Podofyllin can perform the same revelatory analysis of court documents served in February 2017 in the case of Six4Three against Facebook, which give insight into Facebook’s knowledge about its privacy gaps.
But this is easy stuff. What about discovering complete prior versions of a PDF document, including orphaned content which isn’t now visible, but remains hidden in the PDF file?
That is possible in some PDF documents, thanks to the use of incremental saving. When PDF has been edited but only saved using the regular Save command, rather than Save As or saving ‘flattened’, many apps amend the existing source in the file by adding changes to the end. In the case of the Manafort and Facebook documents above, at least the last save had re-written the whole PDF file, so those can’t reveal their editing history, but many PDFs can.
Here’s an example PDF, with uninteresting content I’m afraid, in which incremental saving has left five versions, including the current one, in its file.
Discovering and saving such old versions of PDFs is the new feature in the latest version of Podofyllin, 1.0b10, which is now available from here: podofyllin10b10
and from Downloads above. It’s a single menu command, with all the work being done by the app, which also detects whether the PDF is likely to have used incremental saving.
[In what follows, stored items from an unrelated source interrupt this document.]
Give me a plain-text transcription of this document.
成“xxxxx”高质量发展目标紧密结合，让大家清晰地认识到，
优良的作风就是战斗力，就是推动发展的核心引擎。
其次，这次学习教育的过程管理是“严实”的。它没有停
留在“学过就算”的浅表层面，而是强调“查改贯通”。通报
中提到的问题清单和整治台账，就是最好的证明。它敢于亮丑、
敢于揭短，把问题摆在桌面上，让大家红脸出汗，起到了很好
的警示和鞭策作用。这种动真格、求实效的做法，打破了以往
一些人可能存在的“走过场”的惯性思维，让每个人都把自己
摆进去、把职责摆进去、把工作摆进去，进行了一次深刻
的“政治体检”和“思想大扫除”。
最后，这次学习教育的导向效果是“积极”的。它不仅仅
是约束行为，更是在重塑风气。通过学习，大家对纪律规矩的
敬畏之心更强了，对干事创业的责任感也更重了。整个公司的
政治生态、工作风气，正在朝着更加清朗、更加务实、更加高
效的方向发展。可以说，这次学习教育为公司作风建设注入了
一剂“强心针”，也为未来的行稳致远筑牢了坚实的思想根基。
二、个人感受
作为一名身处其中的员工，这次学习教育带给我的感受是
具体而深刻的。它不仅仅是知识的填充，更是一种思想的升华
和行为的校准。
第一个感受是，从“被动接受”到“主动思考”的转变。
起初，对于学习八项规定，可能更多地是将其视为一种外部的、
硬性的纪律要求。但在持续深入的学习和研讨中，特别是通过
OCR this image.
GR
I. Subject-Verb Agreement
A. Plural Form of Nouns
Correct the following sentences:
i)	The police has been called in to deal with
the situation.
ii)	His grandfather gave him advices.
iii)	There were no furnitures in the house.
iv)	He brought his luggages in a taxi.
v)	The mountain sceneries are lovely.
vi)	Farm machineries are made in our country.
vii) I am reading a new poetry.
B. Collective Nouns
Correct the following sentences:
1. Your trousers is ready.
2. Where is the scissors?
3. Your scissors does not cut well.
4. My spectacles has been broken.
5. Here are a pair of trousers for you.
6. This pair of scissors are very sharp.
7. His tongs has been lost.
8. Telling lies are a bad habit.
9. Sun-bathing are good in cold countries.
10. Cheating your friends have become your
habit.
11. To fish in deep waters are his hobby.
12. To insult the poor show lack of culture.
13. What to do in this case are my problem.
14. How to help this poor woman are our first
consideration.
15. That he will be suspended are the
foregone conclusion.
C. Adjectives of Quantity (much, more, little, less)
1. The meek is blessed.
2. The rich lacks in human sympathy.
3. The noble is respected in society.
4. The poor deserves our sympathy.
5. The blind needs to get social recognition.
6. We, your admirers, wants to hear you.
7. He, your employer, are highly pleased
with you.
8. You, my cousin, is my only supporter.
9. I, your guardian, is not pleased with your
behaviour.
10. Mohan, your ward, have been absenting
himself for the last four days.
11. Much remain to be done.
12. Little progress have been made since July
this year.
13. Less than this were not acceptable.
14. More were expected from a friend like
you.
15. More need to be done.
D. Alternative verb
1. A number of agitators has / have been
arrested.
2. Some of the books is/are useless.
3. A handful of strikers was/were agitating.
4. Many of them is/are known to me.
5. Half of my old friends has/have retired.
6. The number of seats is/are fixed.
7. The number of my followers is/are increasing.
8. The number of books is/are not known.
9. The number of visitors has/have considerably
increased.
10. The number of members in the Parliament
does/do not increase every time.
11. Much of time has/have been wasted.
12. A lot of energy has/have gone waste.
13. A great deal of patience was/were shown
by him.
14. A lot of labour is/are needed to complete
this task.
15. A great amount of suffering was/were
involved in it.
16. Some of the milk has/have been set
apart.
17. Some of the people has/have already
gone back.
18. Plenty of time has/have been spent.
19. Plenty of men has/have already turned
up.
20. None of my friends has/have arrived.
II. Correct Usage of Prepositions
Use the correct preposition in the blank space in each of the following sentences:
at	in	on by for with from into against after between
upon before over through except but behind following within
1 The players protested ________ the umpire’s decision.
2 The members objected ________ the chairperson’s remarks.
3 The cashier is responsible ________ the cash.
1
These are all useful tools for viewing the results of other people’s mistakes, but they’re also invaluable for anyone who edits PDFs. Few PDF editors use the macOS version system, and Podofyllin may be your only way of reverting to a previous version of a PDF which you’re editing. It’s also an excellent way of checking that the PDF you have been preparing for release or publication is ready for others to view, or whether it still contains content that mustn’t be included.
Postscript:
Versions prior to 1.0b10 appear to work fine in Mojave, and I believe are good in High Sierra too. However, they don’t work properly on Sierra, due to different behaviour in macOS. This should have been corrected in version 1.0b10. I am extremely grateful to EcleX, who tested these out on Sierra for me, and enabled me to work around these issues.